THERE’S WRONG, AND THEN THERE’S INSANELY WRONG: Roy S. Gutterman, a professor at Syracuse University and a self-professed expert in “free speech” published an Op/Ed piece on (where else?) CNN that misreads the remarkable victory handed to free-thinkers — especially in on-line forums — by Louisiana Federal District Judge Terry Doughty.

Doughty’s judicial opinion is the first to recognize that yes, the Biden Administration has been in bed with BigTech to directly, clearly and unambiguously censor or demonetize conservative speech, or speech that represents a threat to the preferred narrative. And you can bet your boots that a lot of the pro-censorship lefties are nervous. Very nervous.

The most glaring “nothing to see here” on Prof. Gutterman’s part is his glossing over and minimizing a key element:

“[C]riticism by government officials and gentle requests to take down content — absent concrete administrative or prosecutorial action — goes far short of censorship.”

“Gentle requests?” Who does he think he’s kidding? Nice media platform you got there. It would be a shame if something happened to it.

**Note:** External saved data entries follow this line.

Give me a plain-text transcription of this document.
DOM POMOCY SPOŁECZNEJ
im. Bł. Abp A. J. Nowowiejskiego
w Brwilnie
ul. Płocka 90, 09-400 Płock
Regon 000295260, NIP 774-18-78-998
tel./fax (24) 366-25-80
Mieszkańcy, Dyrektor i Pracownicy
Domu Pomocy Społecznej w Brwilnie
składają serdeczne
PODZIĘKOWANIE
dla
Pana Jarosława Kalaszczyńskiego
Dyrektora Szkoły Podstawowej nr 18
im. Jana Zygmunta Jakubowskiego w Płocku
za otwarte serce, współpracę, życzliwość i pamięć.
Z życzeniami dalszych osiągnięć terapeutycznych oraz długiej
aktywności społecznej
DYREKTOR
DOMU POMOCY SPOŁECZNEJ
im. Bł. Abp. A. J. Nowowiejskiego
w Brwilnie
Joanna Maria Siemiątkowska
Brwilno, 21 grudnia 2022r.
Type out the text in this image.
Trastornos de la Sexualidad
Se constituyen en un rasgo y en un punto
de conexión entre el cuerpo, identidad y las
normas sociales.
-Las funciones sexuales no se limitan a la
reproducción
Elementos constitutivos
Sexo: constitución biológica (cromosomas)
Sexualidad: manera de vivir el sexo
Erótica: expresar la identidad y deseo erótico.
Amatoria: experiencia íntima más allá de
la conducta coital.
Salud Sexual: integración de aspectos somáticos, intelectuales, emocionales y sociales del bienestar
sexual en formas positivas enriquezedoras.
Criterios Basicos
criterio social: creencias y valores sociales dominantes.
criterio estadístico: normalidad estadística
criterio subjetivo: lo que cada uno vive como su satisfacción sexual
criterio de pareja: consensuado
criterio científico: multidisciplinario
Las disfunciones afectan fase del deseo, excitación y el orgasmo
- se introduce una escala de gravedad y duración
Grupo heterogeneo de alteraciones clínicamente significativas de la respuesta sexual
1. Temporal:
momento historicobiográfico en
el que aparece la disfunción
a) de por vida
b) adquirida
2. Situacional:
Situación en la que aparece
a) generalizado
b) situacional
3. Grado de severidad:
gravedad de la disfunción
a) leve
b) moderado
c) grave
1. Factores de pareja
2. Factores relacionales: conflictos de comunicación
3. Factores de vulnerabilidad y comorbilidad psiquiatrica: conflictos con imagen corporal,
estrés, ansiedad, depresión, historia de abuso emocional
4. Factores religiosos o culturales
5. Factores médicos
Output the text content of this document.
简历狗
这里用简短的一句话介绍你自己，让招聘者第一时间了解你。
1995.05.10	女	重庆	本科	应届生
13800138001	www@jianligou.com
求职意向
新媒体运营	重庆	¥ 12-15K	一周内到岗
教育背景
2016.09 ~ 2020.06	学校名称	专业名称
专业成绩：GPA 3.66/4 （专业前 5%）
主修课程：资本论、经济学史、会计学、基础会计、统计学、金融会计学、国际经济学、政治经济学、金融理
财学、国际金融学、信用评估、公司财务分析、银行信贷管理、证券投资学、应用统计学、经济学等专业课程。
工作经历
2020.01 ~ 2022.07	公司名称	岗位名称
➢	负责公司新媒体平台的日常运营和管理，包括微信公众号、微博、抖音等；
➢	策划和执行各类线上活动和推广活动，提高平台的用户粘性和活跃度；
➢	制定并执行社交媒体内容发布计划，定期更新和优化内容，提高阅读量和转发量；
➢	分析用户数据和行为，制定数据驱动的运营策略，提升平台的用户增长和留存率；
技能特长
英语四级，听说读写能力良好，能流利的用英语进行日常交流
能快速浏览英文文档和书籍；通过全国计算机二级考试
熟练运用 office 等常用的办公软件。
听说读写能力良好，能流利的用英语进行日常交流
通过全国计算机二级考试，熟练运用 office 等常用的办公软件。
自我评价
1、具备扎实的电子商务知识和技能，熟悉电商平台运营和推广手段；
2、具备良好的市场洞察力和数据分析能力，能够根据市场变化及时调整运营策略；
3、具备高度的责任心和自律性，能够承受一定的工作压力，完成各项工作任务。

And oh, what a shocker! Gutterman appeals to emotion and that good old sawhorse “saving Democracy from misinformation”:

The complaint cites occasions when the Biden administration threatened to take antitrust action against the companies over misinformation about Covid-19, vaccines and elections or undo Section 230, a legal shield that protects tech giants from lawsuits. This also falls short of actual censorship. [Empasis added].

So let’s see if we have this right: There is no censorship, and no threat of censorship, but when the government does take or threaten to take action over what they call misinformation, “this also falls short of actual censorship.”

Anybody else see the circular logic being employed here?